Games make one part of analysis easier — understanding objectives — while still allowing us to study complex communication behavior.
We can also use games to improve models. If following instructions is framed as a game, a system can reason about how a person will interpret instructions. If the person reaches the destination, both succeed. That gives a clear success condition for training models.
We use simulations and games to train systems to communicate, but ultimately we need to test them with real people because simulations aren't 100% accurate.
Where is your research going in the future?
We're working on agents that can adapt to people, including their communication styles, preferences and ways of doing tasks.
Several students are building agents that can take actions in web browsers and graphical user interface applications — software you visually navigate — to complete personal and work tasks beyond software development.
We've been working on having systems learn representations of subtasks that can be reused. So the system might encounter a new website and need a little help from a person to figure out how to complete tasks on it. But then it stores information about how to do those tasks and can perform them more efficiently and accurately on its own in the future.

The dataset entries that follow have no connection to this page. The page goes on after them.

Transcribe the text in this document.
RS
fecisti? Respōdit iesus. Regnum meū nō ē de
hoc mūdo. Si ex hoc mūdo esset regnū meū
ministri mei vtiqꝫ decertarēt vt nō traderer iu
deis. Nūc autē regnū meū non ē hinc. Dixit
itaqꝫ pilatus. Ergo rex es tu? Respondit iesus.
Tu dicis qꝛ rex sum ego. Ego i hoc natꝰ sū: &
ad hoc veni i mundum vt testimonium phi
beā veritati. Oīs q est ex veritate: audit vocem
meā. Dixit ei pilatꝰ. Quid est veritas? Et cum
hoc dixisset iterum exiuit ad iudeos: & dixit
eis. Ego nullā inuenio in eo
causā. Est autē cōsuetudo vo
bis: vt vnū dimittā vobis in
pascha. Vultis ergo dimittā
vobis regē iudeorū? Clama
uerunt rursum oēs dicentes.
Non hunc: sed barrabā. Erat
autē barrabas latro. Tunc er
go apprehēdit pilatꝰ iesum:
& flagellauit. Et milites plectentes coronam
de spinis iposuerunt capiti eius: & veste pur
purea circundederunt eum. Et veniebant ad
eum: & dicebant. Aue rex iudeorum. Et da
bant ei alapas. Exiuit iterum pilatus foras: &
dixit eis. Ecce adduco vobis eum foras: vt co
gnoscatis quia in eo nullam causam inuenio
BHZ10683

We've also been developing methods to prompt systems to ask questions when they get stuck and learn to use the same words and style of communication as people, so it's easier for people to communicate with them.
What does success look like for you in your research area?
Success means people are always involved in guiding systems and systems are doing what people want. The tools and domains will change. We started working on coding and are now working more on agents for open-ended and social domains. But optimizing how people and systems work together will remain important.